Divorce. Children. These two words seem joined more often these days. The result is one of the most emotional and traumatic issues in Family Law: child custody. It is also one of the most misunderstood. The term “child custody” is actually an amalgam of two related but entirely different concepts: “legal decision making authority” and “parenting time”.

“Legal decision making authority” (aka “legal custody”) is basically the Family Court’s designation of which parent speaks for the children on such matters as health care (e.g., selection of a pediatrician, elective procedures); education (e.g., school choice); extracurricular activities; obtaining a driver’s license; etc.
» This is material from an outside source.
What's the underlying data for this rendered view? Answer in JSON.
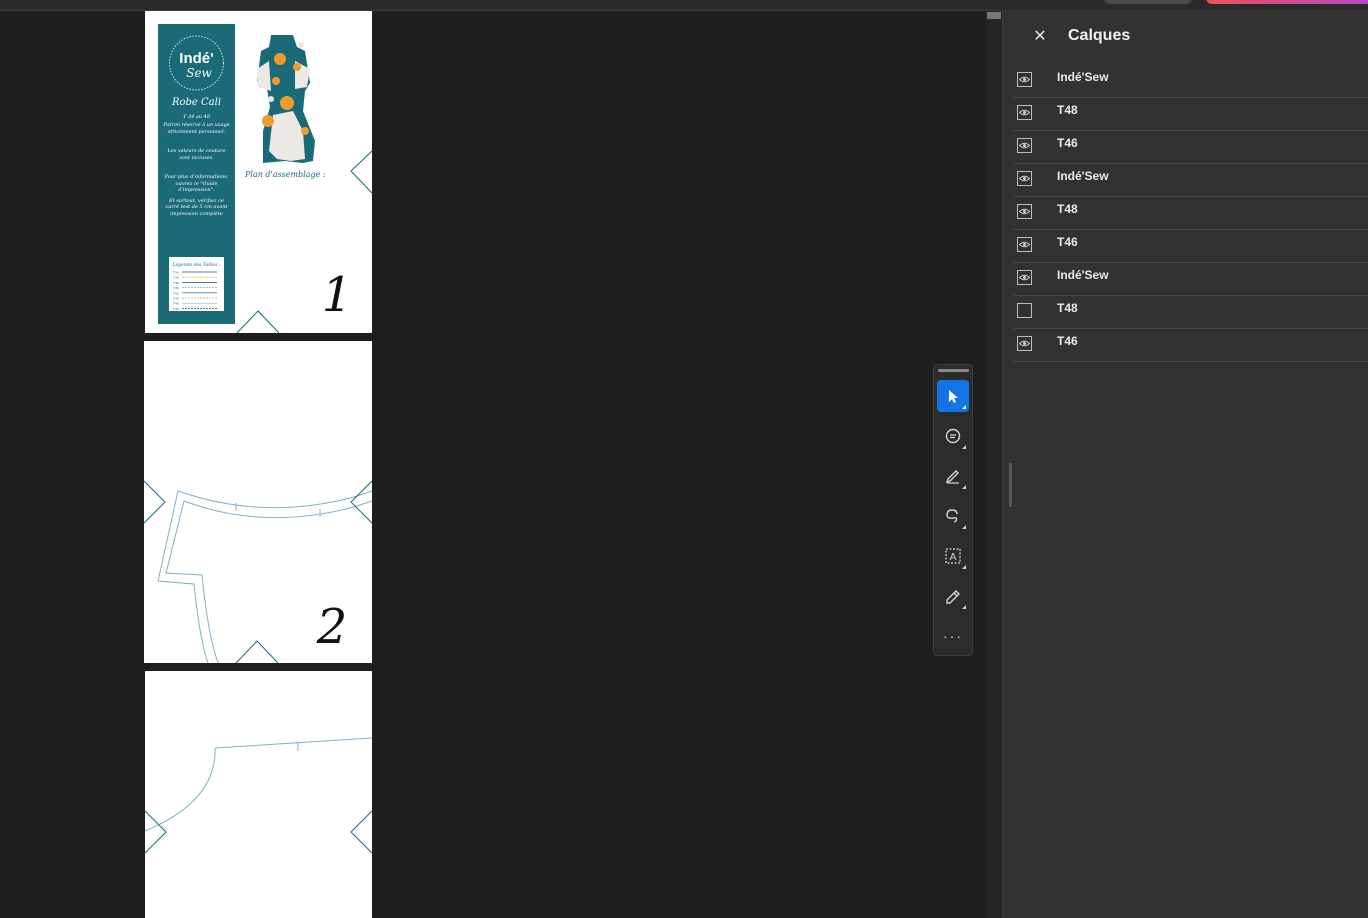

Legal decision making authority can be either shared (“joint”), where both parents have equal say and both must agree to a particular decision regarding the children (“co-parenting”), or sole, where one parent is granted the exclusive authority to make such decisions.

“Parenting time” (formerly called “visitation”) is the scheduled time allotted to each parent to have physical custody of the children. Parenting time can run the gamut from an equal parenting time plan where each parent has the children exactly 50% of the time to restricted or supervised parenting time when there is a serious concern for the children’s well-being for some reason while with one parent (e.g., domestic violence or abuse, anger-management problems, suicidal tendencies, substance abuse, serious mental health issues, etc.).
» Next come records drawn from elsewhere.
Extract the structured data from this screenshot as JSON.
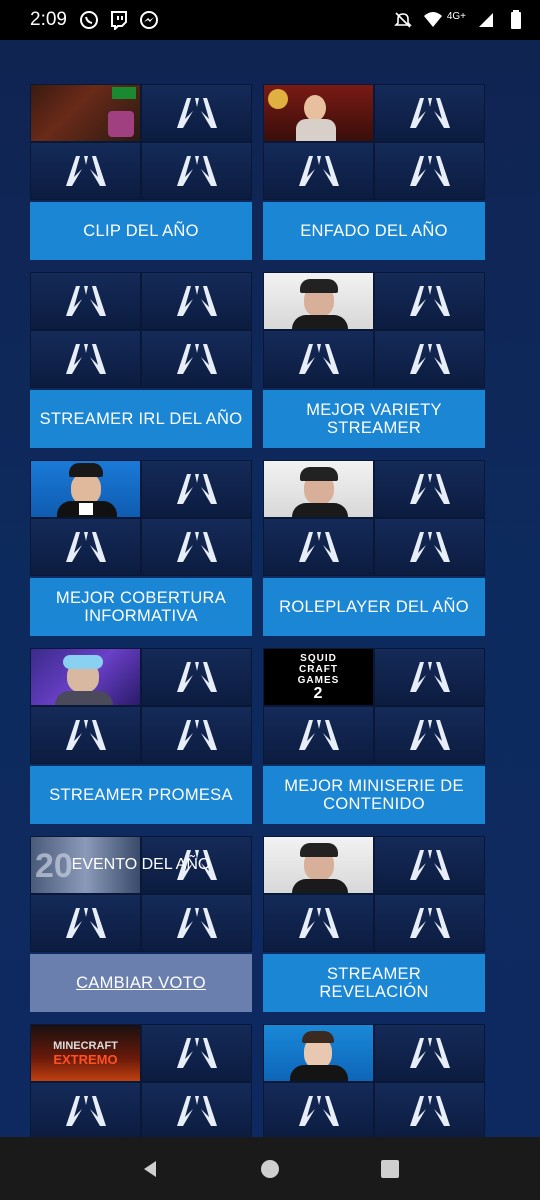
{
  "status_bar": {
    "time": "2:09",
    "left_icons": [
      "whatsapp-icon",
      "twitch-icon",
      "messenger-icon"
    ],
    "right_icons": [
      "mute-icon",
      "wifi-icon",
      "signal-icon",
      "battery-icon"
    ],
    "network": "4G+"
  },
  "colors": {
    "background": "#0f2350",
    "button": "#1a86d4",
    "button_voted": "#6a7fae",
    "tile": "#142a58"
  },
  "cards": [
    {
      "label": "CLIP DEL AÑO",
      "state": "default",
      "photo": "gameplay-clip-thumbnail",
      "photo_tile": 0
    },
    {
      "label": "ENFADO DEL AÑO",
      "state": "default",
      "photo": "streamer-stream-thumbnail",
      "photo_tile": 0
    },
    {
      "label": "STREAMER IRL DEL AÑO",
      "state": "default",
      "photo": null,
      "photo_tile": -1
    },
    {
      "label": "MEJOR VARIETY STREAMER",
      "state": "default",
      "photo": "streamer-portrait-cap",
      "photo_tile": 0
    },
    {
      "label": "MEJOR COBERTURA INFORMATIVA",
      "state": "default",
      "photo": "streamer-portrait-tuxedo",
      "photo_tile": 0
    },
    {
      "label": "ROLEPLAYER DEL AÑO",
      "state": "default",
      "photo": "streamer-portrait-cap",
      "photo_tile": 0
    },
    {
      "label": "STREAMER PROMESA",
      "state": "default",
      "photo": "streamer-portrait-headset",
      "photo_tile": 0
    },
    {
      "label": "MEJOR MINISERIE DE CONTENIDO",
      "state": "default",
      "photo": "squid-craft-games-2-logo",
      "photo_tile": 0
    },
    {
      "label": "CAMBIAR VOTO",
      "state": "voted",
      "photo": "event-thumbnail",
      "photo_tile": 0,
      "overlay": "EVENTO DEL AÑO"
    },
    {
      "label": "STREAMER REVELACIÓN",
      "state": "default",
      "photo": "streamer-portrait-cap",
      "photo_tile": 0
    },
    {
      "label": "",
      "state": "default",
      "photo": "minecraft-extremo-thumbnail",
      "photo_tile": 0
    },
    {
      "label": "",
      "state": "default",
      "photo": "streamer-portrait-suit",
      "photo_tile": 0
    }
  ],
  "photo_texts": {
    "squid": [
      "SQUID",
      "CRAFT",
      "GAMES",
      "2"
    ],
    "minecraft": [
      "MINECRAFT",
      "EXTREMO"
    ],
    "event": "20"
  },
  "nav_bar": {
    "buttons": [
      "back-icon",
      "home-icon",
      "recents-icon"
    ]
  }
}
It is important that parents understand the following important considerations and precepts that generally govern child custody disputes:

  1. The overriding concern of the Family Court is the “best interest” of the children.
  2. It is in the children’s best interest to have two equally involved and active parents in their lives.
  3. Continual conflict between parents is emotionally harmful to children.
  4. The Family Court will be gender neutral in addressing custody disputes and will not favor mothers over fathers (with the possible exception of infants).
  5. The present and prospective parent child relationship is more of a concern than what has occurred in the past. The Family Court often takes a therapeutic approach to resolving custody disputes with an eye toward “fixing” identified problems in the parent child relationship. (Consequently, the familiar complaint that the other parent has never been involved in the children’s lives is not a good argument for continuing that dysfunctional pattern by limiting the parent’s future involvement in the children’s lives. Propagating a situation which the complaining parent inherently admits is not in the children’s best interest is certainly not going to fare well with the Court.)
  6. A person can be a bad spouse but still be a good parent. The relationship between parent and child is a completely separate relationship from that between husband and wife and is governed by different dynamics. The fact that parents no longer love one another does not mean that the children do not continue to love each parent. Parents need to realize that their children’s feelings for the other party are legitimately different from their own feelings for the other parent.
  7. No one ever “wins” a custody dispute; the other side “loses” it. Trying to “win” a custody dispute by attacking the other parent or making them look bad will likely backfire. The Family Court will proceed on the assumption that the children’s best interest is to have two active parents involved in their lives. A parent who is perceived as trying to remove or limit the other parent from the children’s lives will be viewed as acting against the children’s best interests. The parent who is supportive of the other parent’s involvement with the children will be viewed positively by the Court.
  8. Parents need to love their children more than they dislike/hate their spouse. Again, the key to a custody dispute (and healthy children) is parents who put aside their own feelings and do what is in their children’s best interest.